Maybe it’s just me, but I’m a big fan of ugly dance. There’s something about an awkward elbow, a gnarled hand, a flexed foot out of alignment that pleases me. I watch dancers, their eyes shut, their foreheads furrowed, as their hands grope into blind space, and I want to burrow inside their skin and find out what they are experiencing. Are they seeing the metallic surfaces, webbed strands of light, cabinets with keyholes? Are they meeting their ghost fathers, their unborn children, their gods?
After a dance, sweaty and relaxed, we pile on the floor and make general comments, “That was so good.” “The DJ was really on tonight.” But somehow those moments of trance are like dreams that slip away, only leaving a few tendrils of physical presence – the press of my unborn seven-year-old daughter’s head against my stomach, the chill mist of bardo where I met my translucent father during his slow transit away from life.
Sometimes during a dance, I’ll “wake up” a little and realize that I’ve been contorting again. Dripping with sweat, my hair stringy and in my eyes, I’ll feel like I’m stepping back across a threshold from the vast world inside. That’s when the self-consciousness comes on the strongest.
It is not a mystery why various churches put so much effort into suppressing dance.
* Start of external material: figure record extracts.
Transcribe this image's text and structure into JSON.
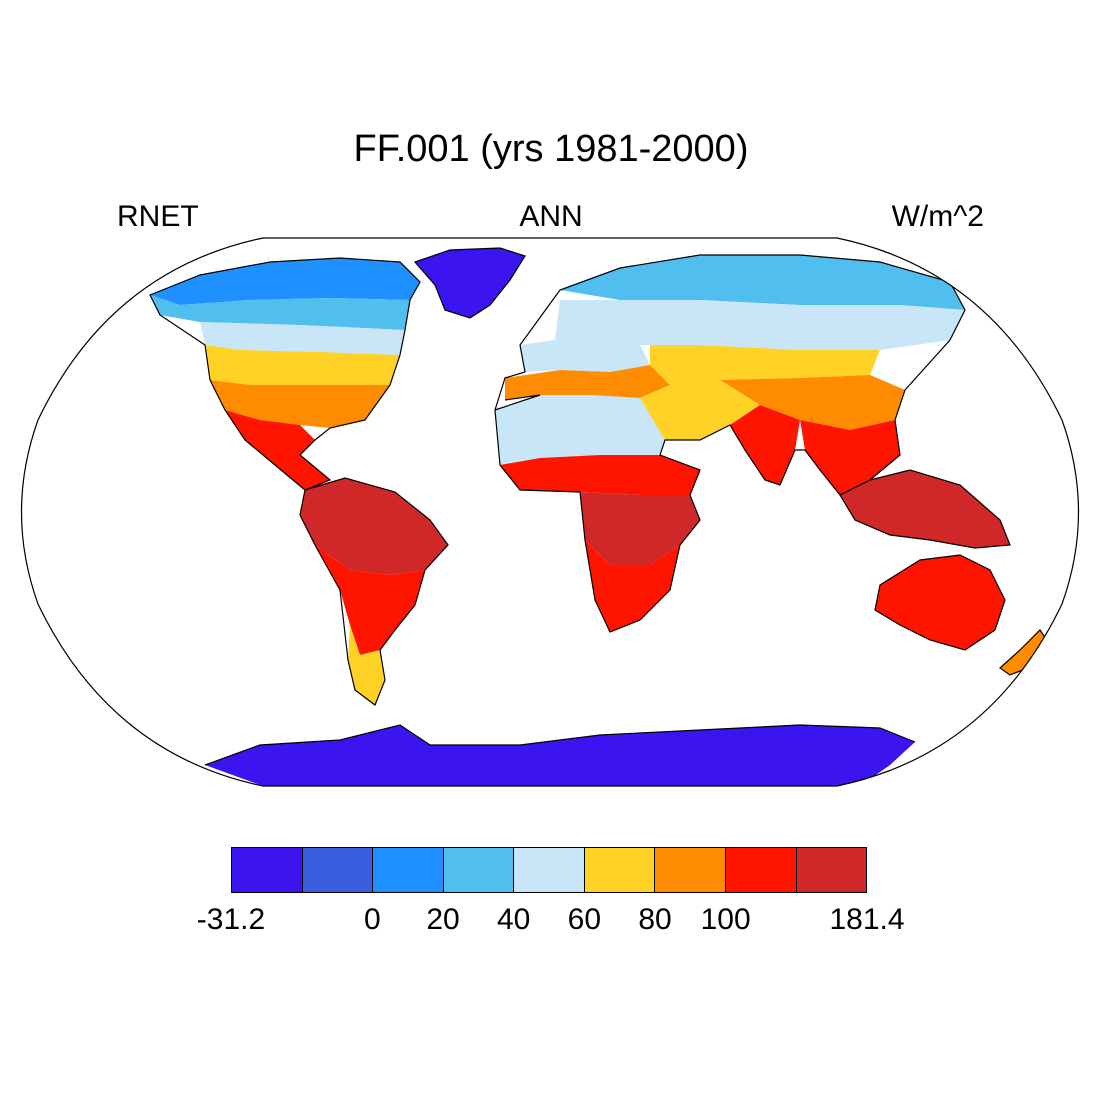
{
  "title": "FF.001 (yrs 1981-2000)",
  "left_label": "RNET",
  "center_label": "ANN",
  "right_label": "W/m^2",
  "colorbar": {
    "colors": [
      "#3c14f0",
      "#3b5ee0",
      "#1e90ff",
      "#50beee",
      "#c8e6f8",
      "#ffd225",
      "#ff8c00",
      "#ff1400",
      "#d02828"
    ],
    "labels": [
      "-31.2",
      "0",
      "20",
      "40",
      "60",
      "80",
      "100",
      "181.4"
    ]
  },
  "map": {
    "projection": "Robinson",
    "ocean_color": "#ffffff",
    "region_values": {
      "antarctica": -25,
      "greenland": -25,
      "arctic_canada": 5,
      "northern_canada": 25,
      "southern_canada": 50,
      "usa_north": 70,
      "usa_south": 95,
      "central_america": 120,
      "amazon": 140,
      "south_america_south": 100,
      "patagonia": 60,
      "siberia": 20,
      "north_russia": 40,
      "europe": 55,
      "mediterranean": 80,
      "sahara": 45,
      "sahel": 100,
      "central_africa": 130,
      "southern_africa": 110,
      "arabia": 70,
      "central_asia": 60,
      "india": 115,
      "southeast_asia": 125,
      "china": 90,
      "indonesia": 140,
      "australia": 105,
      "new_zealand": 95
    }
  }
}
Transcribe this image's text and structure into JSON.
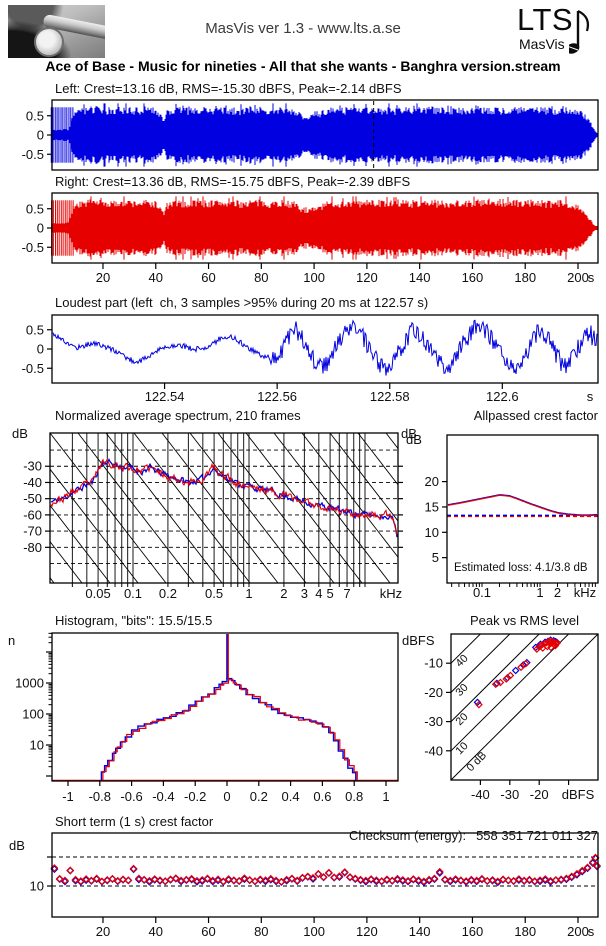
{
  "window": {
    "header": "MasVis ver 1.3 - www.lts.a.se",
    "logo_main": "LTS",
    "logo_sub": "MasVis",
    "title": "Ace of Base - Music for nineties - All that she wants - Banghra version.stream"
  },
  "colors": {
    "blue": "#0000e0",
    "red": "#e60000",
    "axis": "#000000",
    "bg": "#ffffff"
  },
  "labels": {
    "db": "dB",
    "dbfs": "dBFS",
    "n": "n",
    "khz": "kHz",
    "s": "s",
    "checksum_label": "Checksum (energy):",
    "checksum_value": "558 351 721 011 327"
  },
  "chart_data": [
    {
      "id": "wave_left",
      "type": "area",
      "title": "Left: Crest=13.16 dB, RMS=-15.30 dBFS, Peak=-2.14 dBFS",
      "channel": "left",
      "color": "blue",
      "ylim": [
        -0.85,
        0.85
      ],
      "yticks": [
        0.5,
        0,
        -0.5
      ],
      "xlim_s": [
        0,
        207
      ],
      "cursor_s": 122.57,
      "envelope_t": [
        0,
        1,
        3,
        5,
        7,
        9,
        12,
        16,
        20,
        24,
        28,
        32,
        36,
        40,
        42,
        43,
        44,
        48,
        52,
        56,
        60,
        64,
        68,
        72,
        76,
        80,
        84,
        88,
        92,
        95,
        98,
        101,
        104,
        107,
        110,
        114,
        118,
        122,
        126,
        130,
        134,
        138,
        142,
        146,
        150,
        154,
        158,
        162,
        166,
        170,
        174,
        178,
        182,
        186,
        190,
        194,
        197,
        199,
        201,
        203,
        205,
        206,
        207
      ],
      "envelope_a": [
        0.1,
        0.12,
        0.13,
        0.14,
        0.15,
        0.62,
        0.66,
        0.7,
        0.68,
        0.66,
        0.7,
        0.67,
        0.69,
        0.66,
        0.5,
        0.38,
        0.6,
        0.68,
        0.66,
        0.7,
        0.67,
        0.69,
        0.68,
        0.66,
        0.7,
        0.68,
        0.67,
        0.69,
        0.66,
        0.52,
        0.48,
        0.52,
        0.62,
        0.68,
        0.66,
        0.69,
        0.67,
        0.7,
        0.68,
        0.66,
        0.69,
        0.67,
        0.7,
        0.68,
        0.66,
        0.69,
        0.67,
        0.7,
        0.68,
        0.66,
        0.69,
        0.67,
        0.7,
        0.68,
        0.66,
        0.69,
        0.67,
        0.64,
        0.6,
        0.5,
        0.3,
        0.16,
        0.06
      ],
      "intro_spikes_s": [
        0.4,
        1.1,
        1.9,
        2.6,
        3.3,
        4.1,
        4.8,
        5.6,
        6.3,
        7.1,
        7.8,
        8.6
      ],
      "spike_amp": 0.72
    },
    {
      "id": "wave_right",
      "type": "area",
      "title": "Right: Crest=13.36 dB, RMS=-15.75 dBFS, Peak=-2.39 dBFS",
      "channel": "right",
      "color": "red",
      "ylim": [
        -0.85,
        0.85
      ],
      "yticks": [
        0.5,
        0,
        -0.5
      ],
      "xlim_s": [
        0,
        207
      ],
      "xticks_s": [
        20,
        40,
        60,
        80,
        100,
        120,
        140,
        160,
        180,
        200
      ],
      "unit": "s",
      "envelope_t": [
        0,
        1,
        3,
        5,
        7,
        9,
        12,
        16,
        20,
        24,
        28,
        32,
        36,
        40,
        42,
        43,
        44,
        48,
        52,
        56,
        60,
        64,
        68,
        72,
        76,
        80,
        84,
        88,
        92,
        95,
        98,
        101,
        104,
        107,
        110,
        114,
        118,
        122,
        126,
        130,
        134,
        138,
        142,
        146,
        150,
        154,
        158,
        162,
        166,
        170,
        174,
        178,
        182,
        186,
        190,
        194,
        197,
        199,
        201,
        203,
        205,
        206,
        207
      ],
      "envelope_a": [
        0.1,
        0.12,
        0.13,
        0.14,
        0.15,
        0.62,
        0.66,
        0.7,
        0.68,
        0.66,
        0.7,
        0.67,
        0.69,
        0.66,
        0.5,
        0.38,
        0.6,
        0.68,
        0.66,
        0.7,
        0.67,
        0.69,
        0.68,
        0.66,
        0.7,
        0.68,
        0.67,
        0.69,
        0.66,
        0.52,
        0.48,
        0.52,
        0.62,
        0.68,
        0.66,
        0.69,
        0.67,
        0.7,
        0.68,
        0.66,
        0.69,
        0.67,
        0.7,
        0.68,
        0.66,
        0.69,
        0.67,
        0.7,
        0.68,
        0.66,
        0.69,
        0.67,
        0.7,
        0.68,
        0.65,
        0.68,
        0.65,
        0.61,
        0.52,
        0.34,
        0.18,
        0.08,
        0.05
      ],
      "intro_spikes_s": [
        0.5,
        1.2,
        2.0,
        2.7,
        3.4,
        4.2,
        4.9,
        5.7,
        6.4,
        7.2,
        7.9,
        8.7
      ],
      "spike_amp": 0.72
    },
    {
      "id": "loudest",
      "type": "line",
      "title": "Loudest part (left  ch, 3 samples >95% during 20 ms at 122.57 s)",
      "color": "blue",
      "ylim": [
        -0.85,
        0.85
      ],
      "yticks": [
        0.5,
        0,
        -0.5
      ],
      "xlim_s": [
        122.52,
        122.617
      ],
      "xticks": [
        122.54,
        122.56,
        122.58,
        122.6
      ],
      "unit": "s",
      "points": [
        0.42,
        0.28,
        0.12,
        0.04,
        0.1,
        0.16,
        0.08,
        0.0,
        -0.1,
        -0.24,
        -0.34,
        -0.26,
        -0.12,
        0.0,
        0.08,
        0.12,
        0.06,
        -0.02,
        0.04,
        0.1,
        0.28,
        0.34,
        0.24,
        0.08,
        -0.06,
        -0.16,
        -0.24,
        -0.18,
        0.3,
        0.52,
        0.2,
        -0.22,
        -0.5,
        -0.3,
        0.12,
        0.44,
        0.62,
        0.3,
        -0.12,
        -0.42,
        -0.62,
        -0.22,
        0.22,
        0.52,
        0.32,
        0.02,
        -0.32,
        -0.56,
        -0.26,
        0.16,
        0.46,
        0.66,
        0.36,
        0.02,
        -0.36,
        -0.6,
        -0.3,
        0.12,
        0.5,
        0.26,
        -0.16,
        -0.46,
        -0.22,
        0.2,
        0.42,
        0.12
      ],
      "noise": [
        0.07,
        0.24
      ],
      "split": 0.4
    },
    {
      "id": "spectrum",
      "type": "line",
      "title": "Normalized average spectrum, 210 frames",
      "ylabel": "dB",
      "unit": "kHz",
      "xlim_khz": [
        0.02,
        19.3
      ],
      "ylim_db": [
        -102,
        -9.5
      ],
      "yticks": [
        -30,
        -40,
        -50,
        -60,
        -70,
        -80
      ],
      "grid_dashed_db": [
        -20,
        -30,
        -40,
        -50,
        -60,
        -70,
        -80,
        -90
      ],
      "xtick_labels": [
        "0.05",
        "0.1",
        "0.2",
        "0.5",
        "1",
        "2",
        "3",
        "4",
        "5",
        "7"
      ],
      "xtick_f": [
        0.05,
        0.1,
        0.2,
        0.5,
        1,
        2,
        3,
        4,
        5,
        7
      ],
      "freq_khz": [
        0.02,
        0.025,
        0.03,
        0.035,
        0.04,
        0.045,
        0.05,
        0.055,
        0.06,
        0.07,
        0.08,
        0.09,
        0.1,
        0.12,
        0.14,
        0.17,
        0.2,
        0.25,
        0.3,
        0.4,
        0.5,
        0.55,
        0.6,
        0.7,
        0.8,
        1.0,
        1.2,
        1.5,
        2.0,
        2.5,
        3.0,
        4.0,
        5.0,
        6.0,
        7.0,
        8.0,
        10.0,
        12.0,
        14.0,
        16.0,
        17.5,
        18.5,
        19.0,
        19.3
      ],
      "db": [
        -52,
        -50,
        -46,
        -44,
        -41,
        -40,
        -32,
        -28,
        -27,
        -29,
        -31,
        -30,
        -32,
        -33,
        -31,
        -34,
        -36,
        -38,
        -40,
        -38,
        -30,
        -36,
        -35,
        -38,
        -41,
        -42,
        -44,
        -45,
        -48,
        -50,
        -52,
        -54,
        -56,
        -57,
        -58,
        -59,
        -60,
        -60,
        -61,
        -60,
        -63,
        -68,
        -74,
        -81
      ]
    },
    {
      "id": "allpassed",
      "type": "line",
      "title": "Allpassed crest factor",
      "ylabel": "dB",
      "unit": "kHz",
      "ylim_db": [
        0,
        29.2
      ],
      "yticks": [
        20,
        15,
        10,
        5
      ],
      "xtick_labels": [
        "0.1",
        "1",
        "2"
      ],
      "xtick_f": [
        0.1,
        1,
        2
      ],
      "dashed_level_db": 13.2,
      "note": "Estimated loss: 4.1/3.8 dB",
      "freq_khz": [
        0.025,
        0.04,
        0.06,
        0.1,
        0.15,
        0.2,
        0.3,
        0.4,
        0.6,
        1,
        1.5,
        2,
        3,
        5,
        7,
        10
      ],
      "crest_db": [
        15.3,
        15.7,
        16.1,
        16.6,
        17.0,
        17.3,
        17.1,
        16.6,
        15.8,
        14.9,
        14.2,
        13.8,
        13.5,
        13.3,
        13.3,
        13.4
      ]
    },
    {
      "id": "histogram",
      "type": "bar",
      "title": "Histogram, \"bits\": 15.5/15.5",
      "ylabel": "n",
      "yticks": [
        1000,
        100,
        10
      ],
      "xtick_labels": [
        "-1",
        "-0.8",
        "-0.6",
        "-0.4",
        "-0.2",
        "0",
        "0.2",
        "0.4",
        "0.6",
        "0.8",
        "1"
      ],
      "xtick_v": [
        -1,
        -0.8,
        -0.6,
        -0.4,
        -0.2,
        0,
        0.2,
        0.4,
        0.6,
        0.8,
        1
      ],
      "bins_x": [
        -0.79,
        -0.77,
        -0.75,
        -0.72,
        -0.7,
        -0.67,
        -0.64,
        -0.6,
        -0.56,
        -0.52,
        -0.48,
        -0.44,
        -0.4,
        -0.36,
        -0.32,
        -0.28,
        -0.24,
        -0.2,
        -0.16,
        -0.12,
        -0.08,
        -0.05,
        -0.03,
        0.0,
        0.03,
        0.05,
        0.08,
        0.12,
        0.16,
        0.2,
        0.24,
        0.28,
        0.32,
        0.36,
        0.4,
        0.44,
        0.48,
        0.52,
        0.56,
        0.6,
        0.64,
        0.67,
        0.7,
        0.73,
        0.76,
        0.79,
        0.81
      ],
      "counts": [
        1.3,
        2,
        3,
        6,
        8,
        13,
        20,
        28,
        38,
        46,
        54,
        64,
        74,
        86,
        105,
        140,
        185,
        245,
        330,
        460,
        650,
        850,
        1050,
        1300,
        1080,
        860,
        640,
        470,
        340,
        250,
        190,
        145,
        110,
        88,
        76,
        68,
        62,
        55,
        47,
        40,
        26,
        14,
        7,
        3.5,
        2,
        1.3,
        1
      ],
      "spike_x": 0,
      "spike_n": 40000
    },
    {
      "id": "peak_rms",
      "type": "scatter",
      "title": "Peak vs RMS level",
      "xlabel": "dBFS",
      "ylabel": "dBFS",
      "xlim": [
        -50,
        0
      ],
      "ylim": [
        -50,
        0
      ],
      "xticks": [
        -40,
        -30,
        -20,
        -10
      ],
      "xtick_labels": [
        "-40",
        "-30",
        "-20"
      ],
      "yticks": [
        -10,
        -20,
        -30,
        -40
      ],
      "diagonals_db": [
        40,
        30,
        20,
        10,
        0
      ],
      "diag_labels": [
        "40",
        "30",
        "20",
        "10",
        "0 dB"
      ],
      "red_points": [
        [
          -16.5,
          -2.4
        ],
        [
          -15.5,
          -2.6
        ],
        [
          -14.8,
          -2.9
        ],
        [
          -14.2,
          -3.3
        ],
        [
          -15.0,
          -3.6
        ],
        [
          -15.8,
          -3.1
        ],
        [
          -16.8,
          -2.8
        ],
        [
          -17.5,
          -3.0
        ],
        [
          -18.3,
          -3.4
        ],
        [
          -19.2,
          -3.8
        ],
        [
          -20.0,
          -4.4
        ],
        [
          -18.8,
          -4.8
        ],
        [
          -17.2,
          -4.3
        ],
        [
          -16.0,
          -4.6
        ],
        [
          -14.5,
          -4.0
        ],
        [
          -13.8,
          -3.0
        ],
        [
          -20.8,
          -5.2
        ],
        [
          -24.6,
          -10.2
        ],
        [
          -26.2,
          -11.4
        ],
        [
          -29.8,
          -14.2
        ],
        [
          -31.2,
          -15.4
        ],
        [
          -33.2,
          -16.6
        ],
        [
          -34.8,
          -17.2
        ],
        [
          -40.5,
          -24.2
        ]
      ],
      "blue_points": [
        [
          -16.1,
          -2.1
        ],
        [
          -15.1,
          -2.3
        ],
        [
          -14.4,
          -2.6
        ],
        [
          -17.0,
          -2.5
        ],
        [
          -18.0,
          -2.8
        ],
        [
          -19.6,
          -3.5
        ],
        [
          -21.2,
          -4.6
        ],
        [
          -24.2,
          -9.8
        ],
        [
          -28.0,
          -12.5
        ],
        [
          -30.8,
          -15.0
        ],
        [
          -34.4,
          -16.9
        ],
        [
          -41.0,
          -23.4
        ],
        [
          -25.4,
          -10.6
        ]
      ]
    },
    {
      "id": "shortterm",
      "type": "scatter",
      "title": "Short term (1 s) crest factor",
      "ylabel": "dB",
      "ytick_labeled": [
        10
      ],
      "yticks": [
        10,
        20
      ],
      "dashed_db": [
        10,
        20
      ],
      "xticks_s": [
        20,
        40,
        60,
        80,
        100,
        120,
        140,
        160,
        180,
        200
      ],
      "unit": "s",
      "t_start": 1.6,
      "t_step": 2.0,
      "crest_db": [
        16.2,
        12.5,
        11.9,
        15.4,
        12.2,
        11.7,
        12.4,
        11.9,
        12.6,
        11.6,
        12.1,
        12.5,
        11.8,
        12.3,
        12.0,
        16.0,
        12.6,
        12.2,
        11.8,
        12.4,
        12.0,
        11.7,
        12.3,
        12.7,
        11.9,
        12.2,
        12.5,
        11.8,
        12.1,
        12.6,
        11.9,
        12.3,
        11.6,
        12.4,
        12.0,
        11.8,
        12.7,
        12.1,
        11.7,
        12.3,
        12.0,
        12.5,
        11.9,
        11.5,
        12.2,
        12.6,
        11.9,
        12.9,
        13.3,
        12.8,
        14.2,
        13.1,
        14.6,
        13.0,
        13.4,
        14.8,
        13.1,
        12.6,
        12.2,
        11.9,
        12.4,
        12.0,
        11.7,
        12.3,
        11.9,
        12.5,
        12.1,
        11.8,
        12.4,
        12.0,
        11.6,
        12.2,
        12.6,
        14.9,
        12.3,
        11.9,
        12.4,
        12.0,
        11.7,
        12.2,
        11.9,
        12.5,
        11.8,
        12.1,
        11.6,
        12.3,
        12.0,
        11.8,
        12.4,
        11.9,
        12.2,
        11.7,
        12.0,
        12.4,
        11.8,
        12.1,
        12.3,
        12.6,
        13.3,
        14.2,
        15.3,
        16.4,
        18.2
      ],
      "extra_points": [
        [
          206.6,
          19.8
        ],
        [
          207.2,
          17.0
        ]
      ],
      "blue_offset_db": -0.25
    }
  ]
}
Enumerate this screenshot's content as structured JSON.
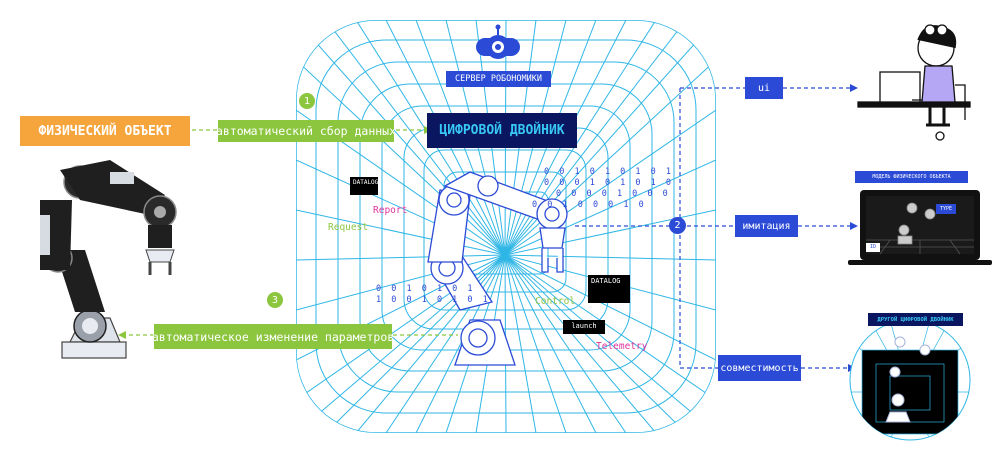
{
  "physical_object": "ФИЗИЧЕСКИЙ ОБЪЕКТ",
  "auto_collect": "автоматический сбор данных",
  "digital_twin": "ЦИФРОВОЙ ДВОЙНИК",
  "server": "СЕРВЕР РОБОНОМИКИ",
  "auto_change": "автоматическое изменение параметров",
  "steps": {
    "one": "1",
    "two": "2",
    "three": "3"
  },
  "floating_labels": {
    "report": "Report",
    "request": "Request",
    "control": "Control",
    "telemetry": "Telemetry"
  },
  "terminals": {
    "datalog_small": "DATALOG",
    "datalog_big": "DATALOG",
    "launch": "launch"
  },
  "binary": {
    "top": [
      "0 0 1 0 1 0 1 0 1",
      "0 0 0 1 0 1 0 1 0",
      "0 0 0 0 1 0 0 0",
      "0 0 1 0 0 0 1 0"
    ],
    "left": [
      "0 0 1 0 1 0 1",
      "1 0 0 1 0 1 0 1"
    ]
  },
  "outputs": {
    "ui": "ui",
    "imitation": "имитация",
    "compatibility": "совместимость"
  },
  "cards": {
    "model_title": "МОДЕЛЬ ФИЗИЧЕСКОГО ОБЪЕКТА",
    "model_badge": "ID",
    "model_tag": "TYPE",
    "other_twin": "ДРУГОЙ ЦИФРОВОЙ ДВОЙНИК"
  },
  "colors": {
    "orange": "#f6a53c",
    "green": "#8cc63f",
    "navy": "#0b1660",
    "blue": "#2b4bd6",
    "cyan": "#2fb6e6",
    "magenta": "#e0359d"
  }
}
There is a physical freedom that lies within dance, when the kundalini energy burns up the spine, the feet fly off the floor, the waves of music ripple through the body. But there is also an emotional freedom, where messages become encapsulated in symbols, the body takes on animal forms to answer questions, the hands shape frameworks to delineate solutions. Of its own accord, the body speaks in a language both silent and profound.
It’s not something that can be forced. It’s something to be eased into, snuck up on, until suddenly, the spirit catches the wave of meaning, balancing in that delicate place of throbbing stillness. Dancing into ecstasy is part of it, but only part. There is a place beyond the ecstasy where the ugly dance really emerges. Where the ego has had its fill of the spoils of the dance and retires to its tent to digest. Where the body, warm and supple, has ceased its complaints.
I love dancing to ecstasy. Don’t get me wrong. But lately, I’ve been moved to find that place beyond ecstasy where there’s room for all the emotions, or better yet, where the emotions no longer matter, where the events unfold – adventures, romances, play – without a thought of what is going to happen next.
If I don’t know where my elbow is going to go, I can’t guarantee it’s not going to be akimbo. My elbow and I do have a deal that it’s not okay to hit someone. We’re both in agreement on that one. But other than that, I’d just a soon give it the freedom to steer. I spend so much of my life leaning on it, using it to prop myself up. When I let it dance, I’m surprised by what it has to say. It’s not the most graceful part of my body. But, ugly or not, sometimes it is the most eloquent.